Fukuoka may be known as 'Retail City,' but it really should have the moniker, 'Gourmet City.' Fukuoka strongly holds onto its tradition of yatai, mobile food stalls that sell hot foods like ramen and, of course, sake among other libations. The yatai are like the werewolves of the foodie universe, only appearing in darkness. When night falls these pop-up restaurants crop up all around town with many congregating in Tenijn in front of the department stores. Come daylight, the yatai are dismantled to make way for commuter traffic.
With about 150 yatai in Fukuoka, it was a difficult choice of which stall to pick. Each yatai can seat around seven or eight customers. It may look like an exclusive gathering, but fear not, just find an empty seat and enjoy the camaraderie between the chefs and fellow patrons.
I happened upon Kokin Chan, which seemed to be one of the more popular yatai in the area. After plopping down on one of the fabric-covered stools I inquired about the top recommendation, which happened to be mentai tamago yaki (scrambled egg with spicy cod roe). Susumu Koganemaru and his wife Kazuko have been running Kokin Chan for over 40 years and they have finely crafted their various specialties. One of their famous dishes is the yaki ramen, a fried noodle dish. Of course, the quintessential trait is that the noodles are soaked in tonkotsu (pork) broth, Fukuoka style.

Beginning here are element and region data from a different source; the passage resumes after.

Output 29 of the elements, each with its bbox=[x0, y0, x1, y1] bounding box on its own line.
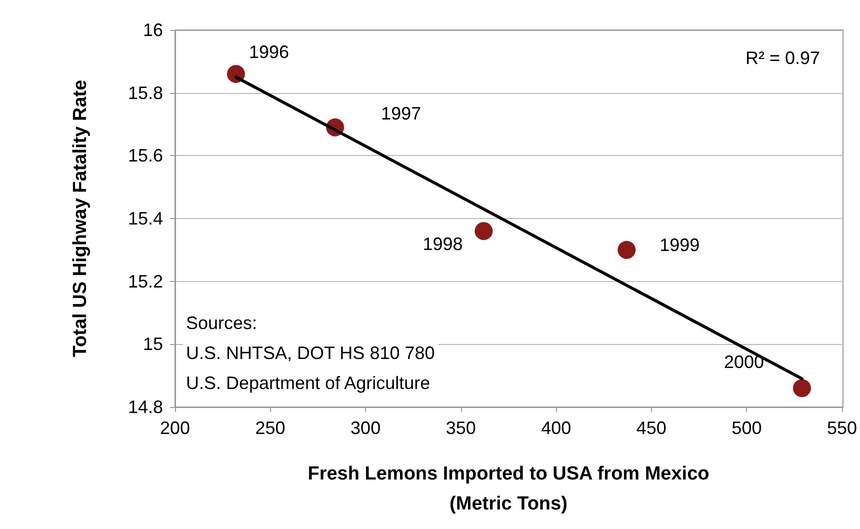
annotation: 1996 bbox=[248, 42, 290, 62]
annotation: U.S. Department of Agriculture bbox=[186, 373, 430, 393]
annotation: Sources: bbox=[186, 313, 258, 333]
x-tick-label: 400 bbox=[541, 418, 572, 438]
x-tick-label: 200 bbox=[160, 418, 190, 438]
annotation: 1998 bbox=[422, 234, 463, 254]
x-axis-title: Fresh Lemons Imported to USA from Mexico (Metric Tons) bbox=[308, 464, 710, 514]
annotation: 1997 bbox=[381, 103, 422, 124]
annotation: R² = 0.97 bbox=[745, 48, 820, 68]
x-tick-label: 250 bbox=[255, 418, 286, 438]
x-tick-label: 350 bbox=[446, 418, 476, 438]
y-tick-label: 15.2 bbox=[128, 271, 163, 292]
y-axis-title: Total US Highway Fatality Rate bbox=[70, 80, 91, 358]
y-tick-label: 15.6 bbox=[128, 146, 163, 166]
point bbox=[474, 222, 493, 240]
y-tick-label: 16 bbox=[142, 20, 163, 40]
y-tick-label: 15 bbox=[142, 334, 163, 354]
y-tick-label: 15.4 bbox=[128, 208, 163, 228]
point bbox=[792, 379, 811, 398]
point bbox=[618, 240, 636, 259]
point bbox=[227, 64, 245, 83]
y-tick-label: 15.8 bbox=[128, 82, 163, 103]
annotation: 1999 bbox=[660, 234, 700, 255]
x-tick-label: 500 bbox=[732, 418, 762, 438]
annotation: U.S. NHTSA, DOT HS 810 780 bbox=[186, 343, 435, 363]
x-tick-label: 550 bbox=[826, 418, 858, 438]
x-tick-label: 300 bbox=[350, 418, 381, 438]
x-tick-label: 450 bbox=[636, 418, 666, 438]
y-tick-label: 14.8 bbox=[128, 397, 163, 417]
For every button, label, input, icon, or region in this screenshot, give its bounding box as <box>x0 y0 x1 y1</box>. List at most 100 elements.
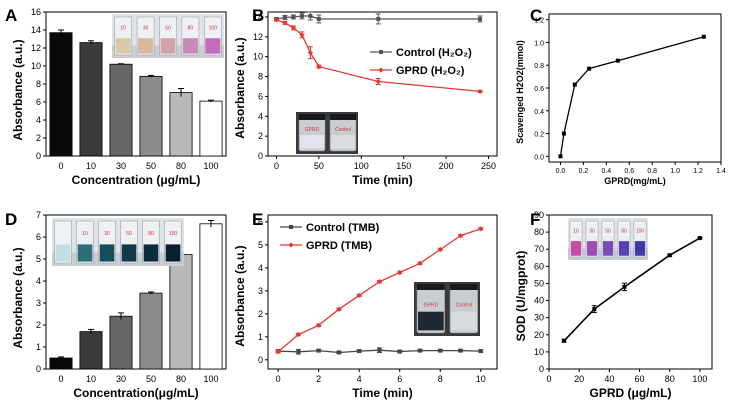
inset-label: 50 <box>165 25 171 31</box>
x-tick-label: 1.2 <box>693 168 703 175</box>
series-line <box>559 36 704 157</box>
tube-liquid <box>143 244 159 262</box>
inset-label: 30 <box>104 231 110 237</box>
y-tick-label: 0 <box>36 151 41 161</box>
x-tick-label: 0 <box>276 374 281 384</box>
x-axis-label: Concentration (μg/mL) <box>72 173 201 187</box>
y-tick-label: 0 <box>258 355 263 365</box>
y-tick-label: 2 <box>36 133 41 143</box>
x-tick-label: 60 <box>635 374 645 384</box>
y-tick-label: 60 <box>534 261 544 271</box>
panel-label-e: E <box>252 210 263 229</box>
data-point <box>336 350 341 355</box>
y-tick-label: 80 <box>534 227 544 237</box>
data-point <box>316 16 321 21</box>
tube-liquid <box>99 244 115 262</box>
inset-photo-b: GPRD Control <box>296 112 358 154</box>
y-tick-label: 0.6 <box>534 86 544 93</box>
legend-marker <box>289 225 293 229</box>
y-tick-label: 4 <box>258 263 263 273</box>
x-tick-label: 0 <box>58 374 63 384</box>
tube-liquid <box>586 241 598 256</box>
vial-cap <box>299 114 326 120</box>
tube-liquid <box>634 241 646 256</box>
y-tick-label: 8 <box>258 72 263 82</box>
x-axis-label: Concentration(μg/mL) <box>73 386 198 400</box>
y-tick-label: 6 <box>258 91 263 101</box>
y-tick-label: 14 <box>31 25 41 35</box>
legend-label: GPRD (TMB) <box>306 240 372 252</box>
tube-liquid <box>160 38 176 54</box>
bar <box>109 315 133 370</box>
y-axis-label: Absorbance (a.u.) <box>11 247 25 348</box>
data-point <box>562 338 567 343</box>
inset-label: 100 <box>636 229 645 235</box>
x-tick-label: 4 <box>357 374 362 384</box>
data-point <box>478 349 483 354</box>
bar <box>199 100 223 157</box>
inset-label: 100 <box>209 25 218 31</box>
x-tick-label: 100 <box>354 161 369 171</box>
x-tick-label: 50 <box>146 374 156 384</box>
x-tick-label: 2 <box>316 374 321 384</box>
vial-liquid <box>300 135 325 149</box>
x-tick-label: 10 <box>476 374 486 384</box>
y-tick-label: 6 <box>36 232 41 242</box>
y-tick-label: 14 <box>253 12 263 22</box>
x-tick-label: 80 <box>176 161 186 171</box>
inset-label: 80 <box>188 25 194 31</box>
data-point <box>376 16 381 21</box>
inset-photo-a: 10 30 50 80 100 <box>112 14 224 58</box>
y-axis-label: SOD (U/mgprot) <box>514 251 528 342</box>
y-tick-label: 7 <box>36 210 41 220</box>
data-point <box>478 16 483 21</box>
inset-label: Control <box>335 127 351 133</box>
y-tick-label: 1.2 <box>534 18 544 25</box>
panel-e: 0 2 4 6 8 10 0 1 2 3 4 5 6 Absorbance (a.u.) Time (min… <box>233 214 498 400</box>
tube-liquid <box>121 244 137 262</box>
y-tick-label: 90 <box>534 210 544 220</box>
inset-photo-f: 10 30 50 80 100 <box>568 218 648 260</box>
data-point <box>417 260 423 266</box>
y-tick-label: 6 <box>258 217 263 227</box>
y-tick-label: 4 <box>36 276 41 286</box>
legend-label: GPRD (H₂O₂) <box>396 65 465 77</box>
y-tick-label: 0 <box>539 364 544 374</box>
inset-label: 10 <box>120 25 126 31</box>
legend-marker <box>379 50 383 54</box>
x-tick-label: 10 <box>86 161 96 171</box>
legend-marker <box>288 242 294 248</box>
panel-b-frame <box>267 11 498 157</box>
tube-liquid <box>55 244 71 262</box>
legend-label: Control (TMB) <box>306 222 380 234</box>
y-axis-label: Scavenged H2O2(mmol) <box>515 40 525 144</box>
y-tick-label: 4 <box>36 115 41 125</box>
data-point <box>417 348 422 353</box>
data-point <box>299 32 305 38</box>
panel-b: 0 50 100 150 200 250 0 2 4 6 8 10 12 14 Absorbance (a.… <box>233 11 498 187</box>
x-axis-label: GPRD (μg/mL) <box>589 386 671 400</box>
bar <box>49 32 73 157</box>
vial-liquid <box>331 135 356 149</box>
y-tick-label: 12 <box>31 43 41 53</box>
x-tick-label: 0.0 <box>556 168 566 175</box>
inset-label: GPRD <box>424 302 439 308</box>
data-point <box>291 14 296 19</box>
data-point <box>478 226 484 232</box>
data-point <box>701 34 706 39</box>
data-point <box>290 25 297 31</box>
y-tick-label: 10 <box>534 347 544 357</box>
data-point <box>376 279 383 285</box>
vial-liquid <box>451 311 477 331</box>
x-axis-label: GPRD(mg/mL) <box>604 176 666 186</box>
data-point <box>357 349 362 354</box>
bar <box>49 357 73 370</box>
y-tick-label: 12 <box>253 32 263 42</box>
x-tick-label: 100 <box>203 374 218 384</box>
x-tick-label: 0.4 <box>601 168 611 175</box>
panel-d: 0 1 2 3 4 5 6 7 0 10 30 50 80 100 Absorbance (a.u.) Con… <box>11 210 227 400</box>
tube-liquid <box>602 241 614 256</box>
data-point <box>587 66 592 71</box>
y-axis-label: Absorbance (a.u.) <box>233 37 247 138</box>
x-tick-label: 0 <box>274 161 279 171</box>
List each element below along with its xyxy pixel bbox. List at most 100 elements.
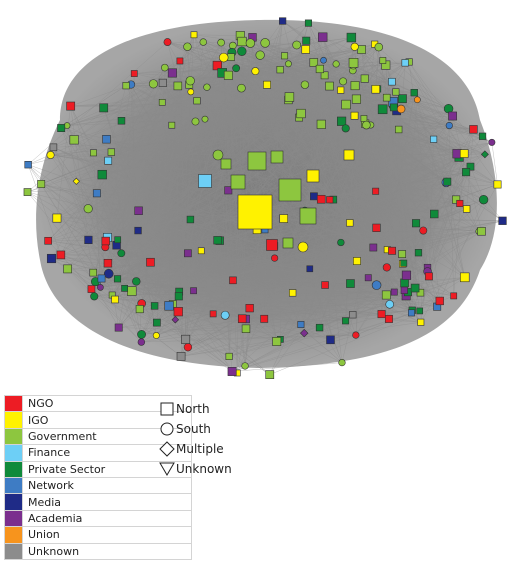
node-private-sector-square	[186, 215, 195, 224]
edge	[252, 37, 421, 323]
edge	[101, 182, 447, 279]
node-academia-circle	[97, 283, 104, 291]
node-government-square	[316, 119, 326, 129]
edge	[336, 46, 379, 65]
edge	[137, 230, 420, 312]
node-government-circle	[201, 115, 209, 123]
node-igo-square	[346, 219, 354, 227]
edge	[101, 153, 458, 279]
edge	[70, 106, 157, 336]
edge	[162, 102, 355, 116]
node-private-sector-circle	[132, 277, 141, 286]
edge	[263, 97, 387, 319]
edge	[288, 63, 449, 109]
node-private-sector-square	[153, 318, 161, 327]
edge	[245, 108, 402, 329]
node-union-circle	[396, 104, 406, 114]
node-ngo-square	[87, 285, 96, 293]
node-ngo-circle	[419, 226, 428, 235]
node-government-circle	[83, 204, 93, 214]
node-government-circle	[260, 38, 270, 48]
node-igo-square	[417, 318, 425, 326]
node-igo-square	[306, 169, 320, 183]
legend-row-union: Union	[4, 526, 192, 544]
edge	[167, 41, 251, 44]
node-media-square	[326, 335, 335, 345]
edge	[50, 98, 357, 156]
legend-label: Media	[22, 493, 192, 511]
node-ngo-circle	[352, 331, 360, 339]
node-finance-square	[198, 174, 212, 188]
node-igo-circle	[46, 150, 55, 159]
edge	[162, 82, 214, 314]
node-government-circle	[212, 149, 224, 161]
edge	[93, 42, 222, 273]
node-private-sector-square	[377, 104, 388, 115]
node-igo-square	[353, 257, 361, 265]
node-government-circle	[161, 63, 169, 72]
node-ngo-square	[130, 70, 138, 77]
edge	[117, 239, 377, 286]
edge	[396, 110, 430, 277]
node-media-square	[84, 235, 93, 244]
shape-legend-north: North	[158, 399, 232, 419]
edge	[381, 92, 415, 315]
node-private-sector-square	[302, 36, 311, 45]
edge	[387, 153, 458, 250]
node-media-square	[306, 265, 314, 273]
edge	[420, 184, 498, 323]
edge	[100, 281, 137, 288]
edge	[190, 80, 435, 215]
shape-legend-label: South	[176, 422, 211, 436]
edge	[164, 67, 173, 126]
edge	[117, 154, 350, 240]
node-ngo-square	[321, 281, 329, 289]
edge	[244, 287, 416, 367]
legend-row-private-sector: Private Sector	[4, 460, 192, 478]
node-private-sector-square	[117, 117, 126, 125]
edge	[300, 310, 413, 325]
edge	[280, 125, 450, 340]
node-government-square	[350, 81, 360, 91]
edge	[27, 85, 356, 193]
edge	[51, 108, 449, 259]
edge	[131, 73, 135, 292]
edge	[228, 75, 420, 312]
legend-label: Union	[22, 526, 192, 544]
edge	[255, 70, 353, 72]
nodes-layer	[23, 17, 507, 379]
edge	[116, 244, 393, 252]
node-union-circle	[413, 96, 421, 104]
edge	[232, 312, 412, 372]
node-academia-square	[224, 186, 233, 195]
edge	[225, 291, 409, 316]
edge	[96, 193, 118, 240]
edge	[60, 127, 277, 342]
node-private-sector-square	[398, 94, 407, 104]
edge	[27, 191, 118, 240]
edge	[220, 42, 302, 325]
edge	[408, 61, 441, 301]
edge	[95, 160, 109, 282]
legend-swatch	[4, 394, 23, 413]
edge	[67, 268, 142, 343]
node-igo-square	[263, 80, 271, 89]
node-government-square	[23, 188, 32, 196]
edge	[178, 296, 265, 320]
node-government-circle	[374, 42, 384, 52]
edge	[230, 56, 412, 314]
edge	[60, 254, 233, 372]
legend-swatch	[4, 509, 23, 528]
node-ngo-square	[176, 57, 184, 65]
edge	[231, 52, 417, 224]
edge	[117, 278, 382, 315]
node-private-sector-circle	[341, 124, 350, 133]
node-government-square	[270, 150, 284, 164]
legend-swatch	[4, 526, 23, 544]
node-academia-square	[114, 323, 123, 332]
edge	[118, 63, 337, 328]
node-private-sector-square	[99, 103, 109, 113]
node-igo-square	[462, 205, 471, 213]
node-private-sector-square	[150, 302, 159, 310]
edge	[131, 57, 224, 292]
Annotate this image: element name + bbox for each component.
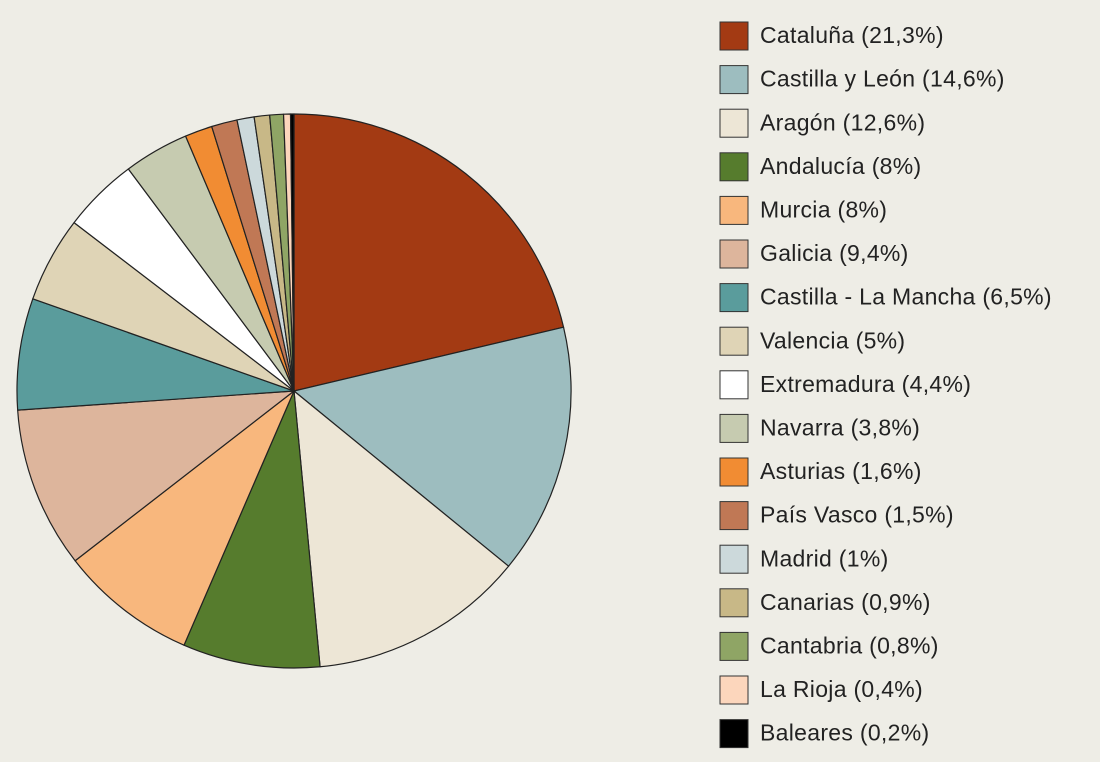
legend-label: Extremadura (4,4%) xyxy=(760,371,971,397)
legend-swatch xyxy=(719,457,749,487)
legend-label: Valencia (5%) xyxy=(760,327,905,353)
legend-label: Navarra (3,8%) xyxy=(760,414,920,440)
legend-label: Castilla - La Mancha (6,5%) xyxy=(760,284,1052,310)
pie-slice xyxy=(293,113,565,392)
legend-swatch xyxy=(719,588,749,618)
legend-swatch xyxy=(719,65,749,95)
pie-slice xyxy=(16,298,295,411)
pie-slice xyxy=(293,326,572,567)
legend-swatch xyxy=(719,413,749,443)
legend-swatch xyxy=(719,239,749,269)
legend-swatch xyxy=(719,631,749,661)
pie-slice xyxy=(183,390,321,669)
legend-swatch xyxy=(719,675,749,705)
pie-slice xyxy=(17,390,295,562)
legend-label: País Vasco (1,5%) xyxy=(760,502,954,528)
legend-swatch xyxy=(719,21,749,51)
legend-swatch xyxy=(719,195,749,225)
legend-swatch xyxy=(719,283,749,313)
pie-slice xyxy=(289,113,295,392)
legend-label: Baleares (0,2%) xyxy=(760,720,929,746)
legend-label: Madrid (1%) xyxy=(760,545,889,571)
legend-label: Murcia (8%) xyxy=(760,196,887,222)
legend-label: Castilla y León (14,6%) xyxy=(760,66,1005,92)
legend-label: Cataluña (21,3%) xyxy=(760,22,944,48)
legend-swatch xyxy=(719,719,749,749)
pie-slice xyxy=(293,390,510,668)
legend-label: Galicia (9,4%) xyxy=(760,240,909,266)
legend-label: La Rioja (0,4%) xyxy=(760,676,923,702)
legend-swatch xyxy=(719,370,749,400)
legend-swatch xyxy=(719,152,749,182)
legend-swatch xyxy=(719,108,749,138)
legend-label: Canarias (0,9%) xyxy=(760,589,931,615)
legend-label: Aragón (12,6%) xyxy=(760,109,925,135)
legend-label: Asturias (1,6%) xyxy=(760,458,922,484)
legend-swatch xyxy=(719,326,749,356)
legend-label: Cantabria (0,8%) xyxy=(760,632,939,658)
pie-slice xyxy=(74,390,295,646)
legend-label: Andalucía (8%) xyxy=(760,153,921,179)
legend-swatch xyxy=(719,501,749,531)
legend-swatch xyxy=(719,544,749,574)
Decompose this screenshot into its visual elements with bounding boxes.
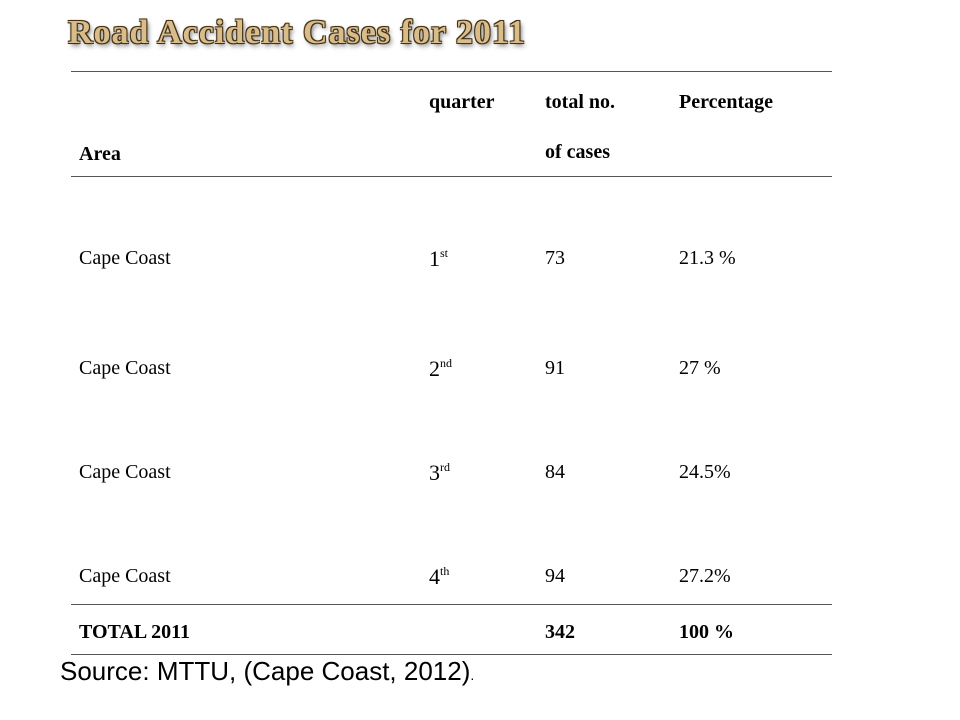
cell-area: Cape Coast — [79, 247, 171, 269]
cell-cases: 84 — [545, 461, 565, 483]
table-row: Cape Coast 2nd 91 27 % — [71, 287, 832, 391]
cell-quarter: 1st — [429, 246, 449, 271]
table-row: Cape Coast 1st 73 21.3 % — [71, 177, 832, 287]
total-percentage: 100 % — [679, 621, 734, 643]
cell-percentage: 24.5% — [679, 461, 731, 483]
cell-cases: 94 — [545, 565, 565, 587]
table-total-row: TOTAL 2011 342 100 % — [71, 605, 832, 654]
header-percentage: Percentage — [679, 91, 774, 113]
table-top-rule — [71, 71, 832, 72]
header-bottom-rule — [71, 176, 832, 177]
slide-title: Road Accident Cases for 2011 — [68, 14, 527, 51]
header-cases-line2: of cases — [545, 141, 610, 163]
table-row: Cape Coast 4th 94 27.2% — [71, 495, 832, 604]
cell-percentage: 27 % — [679, 357, 721, 379]
cell-percentage: 27.2% — [679, 565, 731, 587]
cell-area: Cape Coast — [79, 565, 171, 587]
cell-area: Cape Coast — [79, 461, 171, 483]
source-note: Source: MTTU, (Cape Coast, 2012). — [60, 656, 475, 686]
cell-quarter: 3rd — [429, 460, 450, 485]
cell-percentage: 21.3 % — [679, 247, 736, 269]
header-cases-line1: total no. — [545, 91, 615, 113]
table-header: Area quarter total no. of cases Percenta… — [71, 72, 832, 176]
header-quarter: quarter — [429, 91, 495, 113]
cell-cases: 73 — [545, 247, 565, 269]
header-area: Area — [79, 143, 121, 165]
total-label: TOTAL 2011 — [79, 621, 190, 643]
accident-table: Area quarter total no. of cases Percenta… — [71, 71, 832, 655]
cell-area: Cape Coast — [79, 357, 171, 379]
table-row: Cape Coast 3rd 84 24.5% — [71, 391, 832, 495]
total-cases: 342 — [545, 621, 575, 643]
cell-cases: 91 — [545, 357, 565, 379]
table-bottom-rule — [71, 654, 832, 655]
cell-quarter: 4th — [429, 564, 450, 589]
cell-quarter: 2nd — [429, 356, 452, 381]
total-top-rule — [71, 604, 832, 605]
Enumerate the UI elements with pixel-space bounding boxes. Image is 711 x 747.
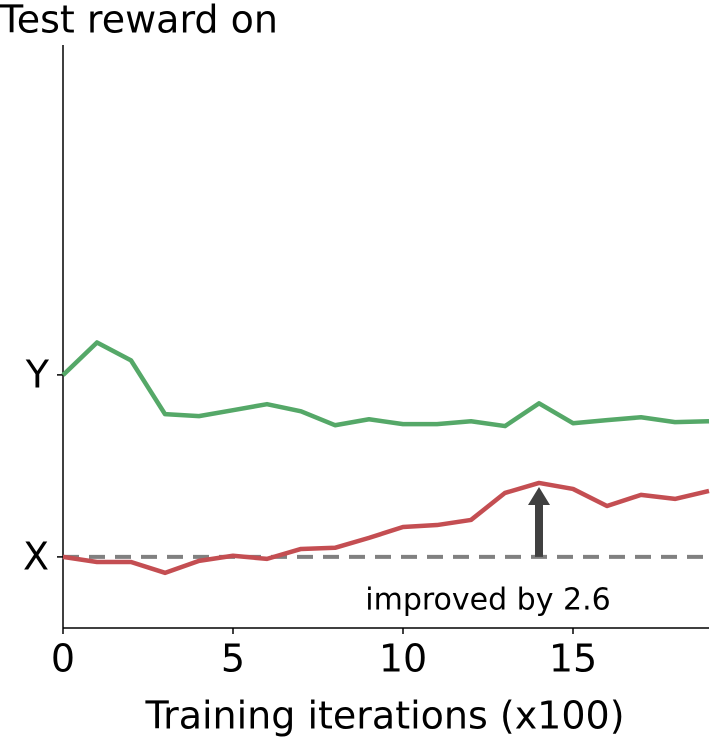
x-tick-label: 10 xyxy=(379,637,427,681)
x-tick-label: 15 xyxy=(549,637,597,681)
x-axis-label: Training iterations (x100) xyxy=(144,694,624,738)
series-line xyxy=(61,340,710,429)
y-tick-label: Y xyxy=(25,352,50,396)
chart-title: Test reward on xyxy=(0,0,278,42)
improvement-arrow xyxy=(528,486,550,557)
y-tick-label: X xyxy=(23,534,49,578)
x-tick-label: 5 xyxy=(221,637,245,681)
series-line xyxy=(62,480,710,576)
annotation: improved by 2.6 xyxy=(365,583,610,618)
x-tick-label: 0 xyxy=(51,637,75,681)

I dined on oden (assorted hot food served in thin soy soup, 150 yen) and a pork belly rice bowl (600 yen), while enjoying a glass of sake (450 yen). Kokin Chan warmly welcomes foreign guests and even offers an English language menu. Enjoying fresh food and dynamic conversation in one of Fukuoka's most lively districts made for a memorable and flavorful evening. The next time I passed by Kokin Chan, the line was around the block! I knew that I'd found a gem.
Be sure to visit the yatai around seven in the evening when the night-life starts to pick up. Yatai are a colorful tradition in Fukuoka and are not to be missed.